Rowan Russell, a former Film student, produced his first film in 2018. It was picked up by IFC Midnight in 2019. "I Trapped the Devil" was written and directed by Josh Lobo and produced by Rowen Russell, Spence Nicholson, and Scott Weinburg.
"Set during the Christmas season, the plot kicks into gear when when Matt (AJ Bowen) and his wife Karen (Susan Burke) show up unannounced at the home of his estranged brother Steve (Scott Poythress) to celebrate the holidays, but instead they are greeted with a disturbing surprise: Held hostage in Steve’s basement is a man — though not just any man. Steve believes he has captured the human manifestation of the Devil himself. As shock and skepticism turn to fear and paranoia, Matt and Karen find themselves caught in a spiral of terror and doubt. Could this mysterious stranger really be evil incarnate? Or is Steve dangerously unhinged?" - Deadline
Dana Reason, member of our Film consortium, served as the musical arranger for composer Paul Miller (aka DJ Spooky) on "Reconstruction: American After the Civil War" which airs on PBS April 9th and 16th, 2019 at 9pm. The series is hosted by historian Henry Louis Gates Jr..
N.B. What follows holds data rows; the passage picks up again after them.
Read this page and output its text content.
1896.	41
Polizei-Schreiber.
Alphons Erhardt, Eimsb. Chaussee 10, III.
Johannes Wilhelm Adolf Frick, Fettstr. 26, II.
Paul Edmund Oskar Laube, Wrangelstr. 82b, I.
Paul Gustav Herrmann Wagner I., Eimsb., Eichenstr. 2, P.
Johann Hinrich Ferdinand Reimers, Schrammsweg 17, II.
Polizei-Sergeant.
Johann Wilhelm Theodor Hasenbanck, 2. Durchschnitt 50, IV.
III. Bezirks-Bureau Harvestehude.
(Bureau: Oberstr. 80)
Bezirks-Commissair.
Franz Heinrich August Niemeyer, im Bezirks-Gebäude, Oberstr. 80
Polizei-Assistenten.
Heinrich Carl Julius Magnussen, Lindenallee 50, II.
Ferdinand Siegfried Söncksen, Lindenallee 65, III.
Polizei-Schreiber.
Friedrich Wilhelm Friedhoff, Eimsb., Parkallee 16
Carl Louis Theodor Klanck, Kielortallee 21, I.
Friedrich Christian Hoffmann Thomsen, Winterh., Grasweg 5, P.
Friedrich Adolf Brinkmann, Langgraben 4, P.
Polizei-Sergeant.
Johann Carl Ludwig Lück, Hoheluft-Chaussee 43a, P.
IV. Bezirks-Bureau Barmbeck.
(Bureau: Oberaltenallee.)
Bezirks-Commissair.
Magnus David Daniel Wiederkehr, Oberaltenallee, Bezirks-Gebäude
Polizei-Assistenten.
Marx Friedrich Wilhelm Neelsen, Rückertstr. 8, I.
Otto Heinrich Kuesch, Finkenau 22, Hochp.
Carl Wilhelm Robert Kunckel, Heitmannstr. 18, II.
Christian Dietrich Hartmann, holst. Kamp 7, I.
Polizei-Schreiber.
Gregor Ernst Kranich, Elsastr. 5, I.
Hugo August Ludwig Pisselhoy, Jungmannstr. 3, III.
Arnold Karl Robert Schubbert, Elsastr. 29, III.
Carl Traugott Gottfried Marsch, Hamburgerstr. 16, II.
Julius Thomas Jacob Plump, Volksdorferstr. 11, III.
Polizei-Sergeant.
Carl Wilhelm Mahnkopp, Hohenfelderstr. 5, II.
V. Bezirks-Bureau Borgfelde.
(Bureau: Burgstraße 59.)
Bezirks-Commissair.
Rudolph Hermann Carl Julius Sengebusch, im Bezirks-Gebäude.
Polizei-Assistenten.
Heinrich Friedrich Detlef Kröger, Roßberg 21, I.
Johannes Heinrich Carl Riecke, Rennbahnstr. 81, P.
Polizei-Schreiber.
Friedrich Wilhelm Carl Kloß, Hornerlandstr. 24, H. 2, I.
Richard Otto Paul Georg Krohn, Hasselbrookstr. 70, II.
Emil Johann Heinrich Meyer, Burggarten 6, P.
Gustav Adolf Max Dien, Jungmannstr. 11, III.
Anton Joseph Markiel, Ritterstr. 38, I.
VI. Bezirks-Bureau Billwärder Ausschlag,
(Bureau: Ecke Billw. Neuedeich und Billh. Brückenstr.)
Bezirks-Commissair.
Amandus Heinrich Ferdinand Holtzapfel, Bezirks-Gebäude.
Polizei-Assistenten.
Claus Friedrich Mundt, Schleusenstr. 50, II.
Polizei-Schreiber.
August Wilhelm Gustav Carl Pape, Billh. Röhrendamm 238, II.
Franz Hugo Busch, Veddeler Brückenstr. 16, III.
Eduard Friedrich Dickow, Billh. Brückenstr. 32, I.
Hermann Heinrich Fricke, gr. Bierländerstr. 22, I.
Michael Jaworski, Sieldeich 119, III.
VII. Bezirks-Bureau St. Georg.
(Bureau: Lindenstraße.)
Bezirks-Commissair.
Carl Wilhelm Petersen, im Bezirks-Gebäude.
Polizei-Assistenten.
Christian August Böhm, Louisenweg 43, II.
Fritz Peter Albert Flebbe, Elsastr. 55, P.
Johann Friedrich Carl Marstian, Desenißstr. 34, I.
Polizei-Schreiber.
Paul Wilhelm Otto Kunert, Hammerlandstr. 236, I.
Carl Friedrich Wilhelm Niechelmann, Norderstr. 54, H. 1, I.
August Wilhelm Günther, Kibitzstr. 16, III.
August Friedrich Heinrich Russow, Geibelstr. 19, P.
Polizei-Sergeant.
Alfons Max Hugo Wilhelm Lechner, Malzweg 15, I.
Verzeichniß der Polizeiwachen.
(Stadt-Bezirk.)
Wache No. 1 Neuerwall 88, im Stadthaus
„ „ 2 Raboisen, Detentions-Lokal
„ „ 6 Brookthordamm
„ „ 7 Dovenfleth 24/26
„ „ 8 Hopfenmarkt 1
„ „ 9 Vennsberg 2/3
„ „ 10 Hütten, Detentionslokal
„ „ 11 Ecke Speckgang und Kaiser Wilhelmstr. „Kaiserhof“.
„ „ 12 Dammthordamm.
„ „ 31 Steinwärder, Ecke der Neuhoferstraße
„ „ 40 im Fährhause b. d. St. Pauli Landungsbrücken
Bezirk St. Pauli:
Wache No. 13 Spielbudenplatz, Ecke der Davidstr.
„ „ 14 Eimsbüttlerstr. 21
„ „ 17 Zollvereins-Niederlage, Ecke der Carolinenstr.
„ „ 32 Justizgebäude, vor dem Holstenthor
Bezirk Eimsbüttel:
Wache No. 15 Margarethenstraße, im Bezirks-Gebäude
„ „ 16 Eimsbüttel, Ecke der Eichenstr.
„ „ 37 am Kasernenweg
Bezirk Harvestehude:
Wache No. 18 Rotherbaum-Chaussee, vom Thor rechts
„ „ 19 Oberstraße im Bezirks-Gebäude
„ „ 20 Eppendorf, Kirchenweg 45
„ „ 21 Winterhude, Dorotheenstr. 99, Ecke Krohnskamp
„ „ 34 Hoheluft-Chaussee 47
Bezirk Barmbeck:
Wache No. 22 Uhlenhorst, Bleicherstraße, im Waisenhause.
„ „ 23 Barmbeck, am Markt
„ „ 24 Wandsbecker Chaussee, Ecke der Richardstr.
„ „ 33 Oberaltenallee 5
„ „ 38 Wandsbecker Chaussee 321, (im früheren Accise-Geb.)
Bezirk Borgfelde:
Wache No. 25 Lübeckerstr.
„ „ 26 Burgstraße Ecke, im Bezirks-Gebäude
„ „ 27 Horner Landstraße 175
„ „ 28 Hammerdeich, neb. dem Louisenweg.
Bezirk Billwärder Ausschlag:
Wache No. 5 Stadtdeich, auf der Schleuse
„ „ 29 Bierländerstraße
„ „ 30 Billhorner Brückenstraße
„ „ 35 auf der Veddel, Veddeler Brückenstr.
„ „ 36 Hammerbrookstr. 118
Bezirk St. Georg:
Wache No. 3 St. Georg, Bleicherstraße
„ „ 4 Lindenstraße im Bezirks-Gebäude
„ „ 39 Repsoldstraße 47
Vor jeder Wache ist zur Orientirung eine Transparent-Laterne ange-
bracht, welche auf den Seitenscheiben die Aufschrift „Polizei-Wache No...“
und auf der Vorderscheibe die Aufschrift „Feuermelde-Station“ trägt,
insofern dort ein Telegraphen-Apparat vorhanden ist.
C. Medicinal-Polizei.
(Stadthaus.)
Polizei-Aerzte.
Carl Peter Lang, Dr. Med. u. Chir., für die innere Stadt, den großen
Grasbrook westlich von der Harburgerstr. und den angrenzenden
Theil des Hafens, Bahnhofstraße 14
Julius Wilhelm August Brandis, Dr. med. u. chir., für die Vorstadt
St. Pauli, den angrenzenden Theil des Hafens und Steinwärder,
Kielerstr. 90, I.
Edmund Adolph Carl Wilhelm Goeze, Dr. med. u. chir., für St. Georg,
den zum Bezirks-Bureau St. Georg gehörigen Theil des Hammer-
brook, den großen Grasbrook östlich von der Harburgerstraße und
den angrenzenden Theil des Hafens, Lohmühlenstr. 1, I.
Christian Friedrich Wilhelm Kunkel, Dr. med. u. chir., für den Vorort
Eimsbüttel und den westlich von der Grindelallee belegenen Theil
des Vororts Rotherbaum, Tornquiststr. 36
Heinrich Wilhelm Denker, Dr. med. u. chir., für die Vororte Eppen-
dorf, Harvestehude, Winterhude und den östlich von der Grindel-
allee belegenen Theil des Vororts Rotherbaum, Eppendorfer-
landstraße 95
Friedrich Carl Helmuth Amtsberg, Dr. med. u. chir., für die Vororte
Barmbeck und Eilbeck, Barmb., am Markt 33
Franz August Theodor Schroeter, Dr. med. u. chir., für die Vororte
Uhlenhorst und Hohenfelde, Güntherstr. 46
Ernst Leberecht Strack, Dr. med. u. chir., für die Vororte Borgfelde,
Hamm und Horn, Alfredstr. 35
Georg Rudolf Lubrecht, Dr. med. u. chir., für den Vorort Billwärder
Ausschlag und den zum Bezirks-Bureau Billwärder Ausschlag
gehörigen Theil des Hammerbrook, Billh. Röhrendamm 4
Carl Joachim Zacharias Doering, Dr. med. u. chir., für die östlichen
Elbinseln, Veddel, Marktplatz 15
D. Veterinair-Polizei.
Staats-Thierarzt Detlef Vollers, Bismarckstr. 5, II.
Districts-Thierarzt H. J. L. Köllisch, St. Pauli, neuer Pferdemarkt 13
"The series explores the transformative years following the American Civil War, when the nation struggled to rebuild itself in the face of profound loss, massive destruction, and revolutionary social change. The twelve years that composed the post-war Reconstruction era (1865-77) witnessed a seismic shift in the meaning and make-up of our democracy, with millions of former slaves and free black people seeking out their rightful place as equal citizens under the law." - PBS
Edited by Jonathan Kirshner and OSU's Jon Lewis
In When the Movies Mattered Jonathan Kirshner and Jon Lewis gather a remarkable collection of authors to revisit the unique era in American cinema that was New Hollywood. Ten eminent contributors, some of whom wrote about the New Hollywood movement as it unfolded across the 1960s and 1970s, assess the convergence of film-industry developments and momentous social and political changes that created a new type of commercial film that reflected those revolutionary influences in American life.
Even as New Hollywood first took shape, film industry insiders and commentators alike realized its significance. At the time, Pauline Kael compared the New Hollywood to the “tangled, bitter flowering of American letters in the 1850s” and David Thomson dubbed the era “the decade when movies mattered.” Thomson’s words provide the impetus for this volume in which a cohort of seasoned film critics and scholars who came of age watching the movies of this era reflect upon and reconsider this golden age in American filmmaking.
Jon Lewis is the Distinguished Professor of Film Studies and University Honors College Eminent Professor at Oregon State University and the author of Hard-Boiled Hollywood, and several other books on film.
Jonathan Kirshner is Professor in the Department of Political Science at Boston College and the author of numerous books, including Hollywood’s Last Golden Age.